UK - The National Association of Pension Funds (NAPF) has expressed disappointment over the departure of the Pension Protection Fund's CEO Partha Dasgupta, but said it hopes more can be achieved before he leaves in June.
Speaking to Global Pensions, Dasgupta said: "The PPF has been a fantastic experience, the last four years have been the best of my working life, but I'm looking ahead to new challenges and something different.
"It's important to me that there's a good handover, we've worked very hard to build the PPF into what is it today. Some 15 schemes are due to transfer into the PPF this month alone."
Established in April 2005 under the terms of the Pensions Act 2004, the PPF has grown to have assets in excess of £1.7bn (US$3.1bn), providing with a target of £15bn by 2012.
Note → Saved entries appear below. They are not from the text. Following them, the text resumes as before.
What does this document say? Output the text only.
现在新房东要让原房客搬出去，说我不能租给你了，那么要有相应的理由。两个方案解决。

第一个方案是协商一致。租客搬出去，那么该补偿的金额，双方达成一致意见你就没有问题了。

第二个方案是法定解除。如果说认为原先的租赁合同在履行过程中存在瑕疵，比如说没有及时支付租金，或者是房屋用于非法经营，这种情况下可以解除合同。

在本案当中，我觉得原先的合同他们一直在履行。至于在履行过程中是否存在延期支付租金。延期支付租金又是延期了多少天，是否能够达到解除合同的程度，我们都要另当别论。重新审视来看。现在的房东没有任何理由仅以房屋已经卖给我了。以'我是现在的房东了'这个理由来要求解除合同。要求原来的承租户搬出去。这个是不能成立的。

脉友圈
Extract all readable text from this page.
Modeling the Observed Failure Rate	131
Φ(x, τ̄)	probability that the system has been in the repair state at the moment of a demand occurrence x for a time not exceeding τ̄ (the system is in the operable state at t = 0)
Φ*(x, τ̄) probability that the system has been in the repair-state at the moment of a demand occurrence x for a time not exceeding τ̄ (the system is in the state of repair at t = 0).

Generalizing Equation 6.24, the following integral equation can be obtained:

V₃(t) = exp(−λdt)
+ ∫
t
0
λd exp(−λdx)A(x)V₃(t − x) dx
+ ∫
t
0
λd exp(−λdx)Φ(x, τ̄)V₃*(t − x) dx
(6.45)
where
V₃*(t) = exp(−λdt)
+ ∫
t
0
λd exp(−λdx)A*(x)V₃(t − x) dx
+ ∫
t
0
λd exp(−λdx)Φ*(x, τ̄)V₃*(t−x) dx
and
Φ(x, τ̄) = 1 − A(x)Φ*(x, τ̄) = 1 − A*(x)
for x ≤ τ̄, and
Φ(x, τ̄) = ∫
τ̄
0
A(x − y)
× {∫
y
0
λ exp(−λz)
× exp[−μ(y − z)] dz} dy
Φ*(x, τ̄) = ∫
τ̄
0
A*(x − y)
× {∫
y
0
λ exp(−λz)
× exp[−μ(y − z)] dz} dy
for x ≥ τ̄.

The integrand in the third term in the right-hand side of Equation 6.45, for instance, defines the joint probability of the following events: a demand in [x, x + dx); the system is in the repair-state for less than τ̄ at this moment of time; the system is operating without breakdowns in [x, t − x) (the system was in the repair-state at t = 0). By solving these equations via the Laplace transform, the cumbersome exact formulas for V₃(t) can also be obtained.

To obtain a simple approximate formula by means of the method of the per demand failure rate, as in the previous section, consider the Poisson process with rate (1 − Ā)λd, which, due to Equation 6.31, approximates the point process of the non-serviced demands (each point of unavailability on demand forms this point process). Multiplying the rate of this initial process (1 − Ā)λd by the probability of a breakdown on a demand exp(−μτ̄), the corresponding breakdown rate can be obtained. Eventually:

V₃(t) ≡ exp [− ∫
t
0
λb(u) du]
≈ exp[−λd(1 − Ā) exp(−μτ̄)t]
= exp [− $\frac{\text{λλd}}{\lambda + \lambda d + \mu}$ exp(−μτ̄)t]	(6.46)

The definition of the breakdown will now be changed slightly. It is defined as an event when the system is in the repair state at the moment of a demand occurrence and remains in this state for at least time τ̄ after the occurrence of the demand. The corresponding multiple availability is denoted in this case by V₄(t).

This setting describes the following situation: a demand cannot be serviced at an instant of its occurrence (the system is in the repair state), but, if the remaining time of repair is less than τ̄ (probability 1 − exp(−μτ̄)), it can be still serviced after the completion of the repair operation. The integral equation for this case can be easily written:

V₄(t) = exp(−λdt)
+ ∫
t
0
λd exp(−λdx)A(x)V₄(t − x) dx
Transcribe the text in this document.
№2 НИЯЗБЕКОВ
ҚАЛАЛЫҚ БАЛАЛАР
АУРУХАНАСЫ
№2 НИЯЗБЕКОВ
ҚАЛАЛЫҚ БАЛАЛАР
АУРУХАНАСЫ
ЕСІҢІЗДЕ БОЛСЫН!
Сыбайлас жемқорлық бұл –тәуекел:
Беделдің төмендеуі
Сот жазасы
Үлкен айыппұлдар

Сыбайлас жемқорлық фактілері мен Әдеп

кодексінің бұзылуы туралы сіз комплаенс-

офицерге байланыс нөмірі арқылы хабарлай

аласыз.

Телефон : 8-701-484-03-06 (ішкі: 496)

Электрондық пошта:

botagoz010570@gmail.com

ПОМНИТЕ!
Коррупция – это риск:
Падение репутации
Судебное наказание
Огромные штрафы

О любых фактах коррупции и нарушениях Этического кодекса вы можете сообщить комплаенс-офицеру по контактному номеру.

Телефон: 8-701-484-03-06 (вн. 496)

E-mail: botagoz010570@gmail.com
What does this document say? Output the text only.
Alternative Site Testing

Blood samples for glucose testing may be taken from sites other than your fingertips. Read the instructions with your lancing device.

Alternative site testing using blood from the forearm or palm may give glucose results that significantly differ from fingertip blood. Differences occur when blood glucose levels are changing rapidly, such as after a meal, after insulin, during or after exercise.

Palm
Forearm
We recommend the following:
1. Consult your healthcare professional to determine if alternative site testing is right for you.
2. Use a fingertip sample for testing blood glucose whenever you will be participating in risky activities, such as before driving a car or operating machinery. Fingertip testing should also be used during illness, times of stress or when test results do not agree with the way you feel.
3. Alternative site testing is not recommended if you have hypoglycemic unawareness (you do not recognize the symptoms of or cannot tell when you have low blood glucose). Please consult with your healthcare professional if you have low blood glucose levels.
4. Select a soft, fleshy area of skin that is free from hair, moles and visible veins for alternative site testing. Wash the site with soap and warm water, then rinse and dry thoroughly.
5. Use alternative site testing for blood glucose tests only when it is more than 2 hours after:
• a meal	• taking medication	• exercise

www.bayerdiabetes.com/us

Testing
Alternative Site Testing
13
Dasgupta said: "The PPF has been going for four years and it's a pioneering model. There's nothing quite like it in the entire world. We've had some great challenges - the risk based-levy is a world's first."
The PPF has been no stranger to controversy. Over the summer, the industry reacted with almost unanimous negativity to the rise in the risk based levy scaling factor, which Dasgupta defended at the time (www.globalpensions.com; 2 June 2008).
He commented: "In terms of regrets, I always look forwards not backwards. I'm proud of the relations we've built with our stakeholders. We might not have got things right all the time, but people have always given us the benefit of the doubt."
Segars added: "We will be very sorry to see Partha leave the PPF. We have valued his hard work and open approach to working with the NAPF. Under Partha's leadership, the PPF has listened and acted upon many of the industry's concerns."
Dasgupta said he hadn't given much thought as to his future plans, as there was still a year to go, but didn't rule out staying with the public sector.
He said: "What I'm most proud of is the fact that we've delivered social justice and retirement security to over 140,000 people so far and we know that will make a real difference to the quality of peoples' lives. You can't put a price on something like that."
Dasgupta has been with the PPF for four and a half years, having joined in early 2005 as director of investment and finance. He was appointed chief executive in June the following year.
Lawrence Churchill, chairman of the PPF, said: "Partha has made an outstanding contribution to establishing and developing the Pension Protection Fund to the strong position it commands today."